Koceila Bouhanik, 21, a French student from north of Paris whose parents came from Algeria, noted the large number of minorities on the team “who speak and think like me” -- including the captain, Zinedine Zidane, also of Algerian descent. He called the team “a model of integration and success.”
But Nicolas Bonachera, 21, a semi-employed white man from western Paris, doubted what practical influence the team could have. “This team has the power to make a nation dream of diversity and success, but I think it's an illusion,” he said. “I can’t believe that everybody feels united over soccer, whereas nobody is [united] on other issues the rest of the year.”
“The French football team shows the mix and the diversity of French society as a whole, but it doesn’t represent what is occurring in French society today,” said Dogad Dogoui, 42, president of Africagora, a group that promotes racial integration and diversity. Especially in business and political spheres, he said, “Power is in the hands of a small ruling minority that doesn’t represent France as a whole. A real cultural revolution has to occur here for the situation to change.”

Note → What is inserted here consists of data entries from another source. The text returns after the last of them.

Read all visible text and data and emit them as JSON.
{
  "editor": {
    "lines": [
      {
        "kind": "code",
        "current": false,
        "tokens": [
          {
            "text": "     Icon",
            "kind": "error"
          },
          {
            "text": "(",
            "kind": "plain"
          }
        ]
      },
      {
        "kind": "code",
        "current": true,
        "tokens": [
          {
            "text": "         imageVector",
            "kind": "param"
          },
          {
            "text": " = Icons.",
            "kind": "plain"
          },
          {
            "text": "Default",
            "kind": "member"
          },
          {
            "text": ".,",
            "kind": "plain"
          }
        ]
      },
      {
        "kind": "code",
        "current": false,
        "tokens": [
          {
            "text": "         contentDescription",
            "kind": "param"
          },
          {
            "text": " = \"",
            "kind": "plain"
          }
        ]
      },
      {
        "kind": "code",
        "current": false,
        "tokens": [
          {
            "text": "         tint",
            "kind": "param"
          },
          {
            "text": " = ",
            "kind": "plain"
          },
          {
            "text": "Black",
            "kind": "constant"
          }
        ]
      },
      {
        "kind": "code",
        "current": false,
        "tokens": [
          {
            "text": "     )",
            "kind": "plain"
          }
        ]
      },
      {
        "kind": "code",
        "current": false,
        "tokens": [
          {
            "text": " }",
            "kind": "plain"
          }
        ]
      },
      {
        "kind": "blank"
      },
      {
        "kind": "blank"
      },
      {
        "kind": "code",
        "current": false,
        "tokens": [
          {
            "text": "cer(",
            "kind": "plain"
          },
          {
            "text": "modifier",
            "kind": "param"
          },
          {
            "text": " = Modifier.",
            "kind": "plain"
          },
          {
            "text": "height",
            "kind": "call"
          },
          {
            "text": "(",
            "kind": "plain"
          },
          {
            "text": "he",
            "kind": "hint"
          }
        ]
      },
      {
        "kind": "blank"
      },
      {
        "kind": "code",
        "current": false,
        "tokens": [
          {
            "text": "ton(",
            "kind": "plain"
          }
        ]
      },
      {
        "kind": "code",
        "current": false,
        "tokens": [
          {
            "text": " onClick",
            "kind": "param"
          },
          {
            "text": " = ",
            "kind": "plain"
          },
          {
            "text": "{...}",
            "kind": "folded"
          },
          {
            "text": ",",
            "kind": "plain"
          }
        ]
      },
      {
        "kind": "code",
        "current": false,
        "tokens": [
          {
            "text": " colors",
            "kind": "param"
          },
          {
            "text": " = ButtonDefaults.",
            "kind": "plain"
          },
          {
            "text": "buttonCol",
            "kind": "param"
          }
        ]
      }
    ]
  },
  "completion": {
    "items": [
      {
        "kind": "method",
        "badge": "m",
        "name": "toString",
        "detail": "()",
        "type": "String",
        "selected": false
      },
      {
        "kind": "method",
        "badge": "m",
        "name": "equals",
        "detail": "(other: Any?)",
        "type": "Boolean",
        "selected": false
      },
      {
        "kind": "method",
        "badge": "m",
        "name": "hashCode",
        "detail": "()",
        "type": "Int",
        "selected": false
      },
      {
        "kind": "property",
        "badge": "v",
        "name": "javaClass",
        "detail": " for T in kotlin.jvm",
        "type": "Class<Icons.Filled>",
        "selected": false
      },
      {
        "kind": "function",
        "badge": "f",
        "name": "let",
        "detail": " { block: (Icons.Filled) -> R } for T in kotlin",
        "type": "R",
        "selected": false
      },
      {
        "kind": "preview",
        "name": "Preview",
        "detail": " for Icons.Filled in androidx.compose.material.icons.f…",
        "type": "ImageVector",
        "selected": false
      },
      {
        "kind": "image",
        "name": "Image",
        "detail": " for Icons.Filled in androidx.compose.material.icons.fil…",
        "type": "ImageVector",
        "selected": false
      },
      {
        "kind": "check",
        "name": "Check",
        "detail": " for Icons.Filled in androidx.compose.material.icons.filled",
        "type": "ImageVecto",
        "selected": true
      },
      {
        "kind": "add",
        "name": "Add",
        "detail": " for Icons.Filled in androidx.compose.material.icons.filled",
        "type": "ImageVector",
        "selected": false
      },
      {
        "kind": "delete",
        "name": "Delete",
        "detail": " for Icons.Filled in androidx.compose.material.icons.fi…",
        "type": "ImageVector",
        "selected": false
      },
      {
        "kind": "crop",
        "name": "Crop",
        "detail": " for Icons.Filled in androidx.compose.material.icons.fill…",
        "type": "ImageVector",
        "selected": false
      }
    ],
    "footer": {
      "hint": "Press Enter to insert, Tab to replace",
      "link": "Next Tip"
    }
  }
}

Camille Gauthier, 23, a white business school student in the city of Lyon, sees racial progress in how the team has been received. In Gauthier’s view, people haven’t made as much of the racial composition of this year’s national team as they did for the one eight years ago because French fans are now accustomed to having a mixed squad.
“It takes more time in society than in sports” for integration to take hold, Gauthier said. “In soccer, if you are good, you are on the field no matter how you look.”
Racist incidents among fans have waned in French stadiums in recent years, even as they proliferated in other European countries, particularly Germany, Italy and Spain. There, spectators have pelted black athletes with bananas and screeched at them like monkeys. Analysts say this kind of behavior mirrors growing concern about immigration across Europe.
A U.N. report last year criticized “the comments and behavior of coaches of famous teams who trivialize racist or xenophobic incidents” and said meager sanctions “do not reflect the seriousness of the situation.”
Though not specifically cited in the report, the most widely publicized example was a $3,760 fine levied in 2004 against Spain’s national coach, Luis Aragones, after he was caught on TV using a racial expletive in reference to France’s star striker Thierry Henry. Aragones later explained that he was trying to motivate one of his players.
This year’s World Cup has been largely free of racist incidents. An exception was monkey chanting by Spanish fans before France’s June 27 game against Spain. France won it, 3-1.
“This is a fight against the devil which still exists, unfortunately, in our sport,” Sepp Blatter, president of FIFA, soccer’s international governing body, said in response to the incident.
Researcher Corinne Gavard and special correspondent Habibou Bangre contributed to this report.